17 Replies to “Temporarily Unexpected”

      1. A recession is when you lose your job. A depression is when you’re bummed out over losing your job.

    1. Don’t be silly … it will be a “transitory” depression. One that surprises our Treasury Sec. Janet Yellen

  1. The issue isn’t have a recession, even a sharp one. Such a high-interest bone-cruncher will kill inflation and set us right. The problem is if governments react to that like Hoover did-with spending and trade wars. Then we are in the most serious trouble.

    1. Thank god we have a competent “president” in charge. He’ll even kamala is a genius. Up here we’ve got one of the smartest prime minister’s in history.

      1. Certainly one of the smartest prime ministers named Trudeau in Canadian history. I’d rate him as at least the third smartest out of two.

      2. And our Deputy PM is the Financial Minister for the WEF. Just making sure the transition from the Canadian dollar to the new digital currency is a smooth criminal looting of the Deplorables.

    2. No it won’t. There won’t be a hard landing, there’ll be no landing at all. Because most of the cause of this inflation cycle is lack of supply and lack of labor. The Fed are addressing the WRONG part of the equation.

  2. Ghana just defaulted on external debt, and Sri Lanka is adopting the Indian rupee as their currency of trade. This is just the beginning. Lots of rotten crap is caving in.

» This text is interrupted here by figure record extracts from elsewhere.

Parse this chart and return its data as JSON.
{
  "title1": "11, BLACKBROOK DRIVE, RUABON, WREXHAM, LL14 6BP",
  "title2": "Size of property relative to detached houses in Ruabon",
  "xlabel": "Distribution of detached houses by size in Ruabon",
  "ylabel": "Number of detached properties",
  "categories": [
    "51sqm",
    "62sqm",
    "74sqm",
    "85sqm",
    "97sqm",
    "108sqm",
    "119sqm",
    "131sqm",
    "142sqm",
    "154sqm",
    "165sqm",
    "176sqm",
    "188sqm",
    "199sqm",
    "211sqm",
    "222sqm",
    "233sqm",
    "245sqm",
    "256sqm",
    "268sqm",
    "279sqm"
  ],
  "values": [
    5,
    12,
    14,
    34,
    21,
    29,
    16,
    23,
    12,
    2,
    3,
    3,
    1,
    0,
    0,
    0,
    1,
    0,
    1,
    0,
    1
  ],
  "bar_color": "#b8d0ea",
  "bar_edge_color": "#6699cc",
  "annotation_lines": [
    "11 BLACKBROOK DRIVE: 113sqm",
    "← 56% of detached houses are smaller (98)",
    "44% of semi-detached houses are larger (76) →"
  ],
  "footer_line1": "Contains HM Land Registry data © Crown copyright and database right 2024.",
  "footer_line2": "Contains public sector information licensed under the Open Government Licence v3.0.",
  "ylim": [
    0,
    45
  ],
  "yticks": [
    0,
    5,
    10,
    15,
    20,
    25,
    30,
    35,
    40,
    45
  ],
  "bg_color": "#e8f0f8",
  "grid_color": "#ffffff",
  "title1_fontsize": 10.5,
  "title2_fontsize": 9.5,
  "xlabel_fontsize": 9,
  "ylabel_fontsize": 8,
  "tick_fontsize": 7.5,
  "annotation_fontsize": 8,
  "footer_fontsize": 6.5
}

  3. Expanding fiscally while contracting monetarily. Not necessarily the formula for a quick happy ending. It was the fiscal fight the elder Trudeau moron fought in the 70s and 80s.

    1. Scar – but for some fortunate circumstance, and our own hatred of debt, we could well have been victims of PET’s “fiscal fight”. The fortunate circumstance was that – in the early 1980s when oil companies were laying off staff in the face of PET’s vendetta against them – spouse was kept on (we lost track of subsequent layoffs and contractions in the industry and are grateful spouse was able to work to retirement age) – and the second was that we had a mortgage through the company credit union which allowed us to pay extra each month. Thanks to those extra payments, we were able to weather the rise in our mortgage to 16% without having to increase payments. Many others were not so fortunate and became victims of PET’s economic ideology.

  4. Wasn’t it like the 2022 graph back in the late 70s? I’m not too sure on the timeline since I was only an early teen–but I remember hearing my parents say that their mortgage was 12% some time in the late 70s maybe early 80s.

    1. Mortgages were about 16% and higher in the early 1980s.
      My first mortgage in 1999 was 7.5%.
      Only take on debt if you can handle a significant rise in rates.
      Be honest with yourself.

  5. The reason rates are rising faster is that inflation is rising faster than previous episodes.

    That being said much of inflation is being caused by supply chain issues. And high interest rates worsen that problem rather than cure it.

    I don’t mind high interest rates. We need to get rid of stupid people and stupid money. Not do I mind a good recession to clean house. It’s what is required.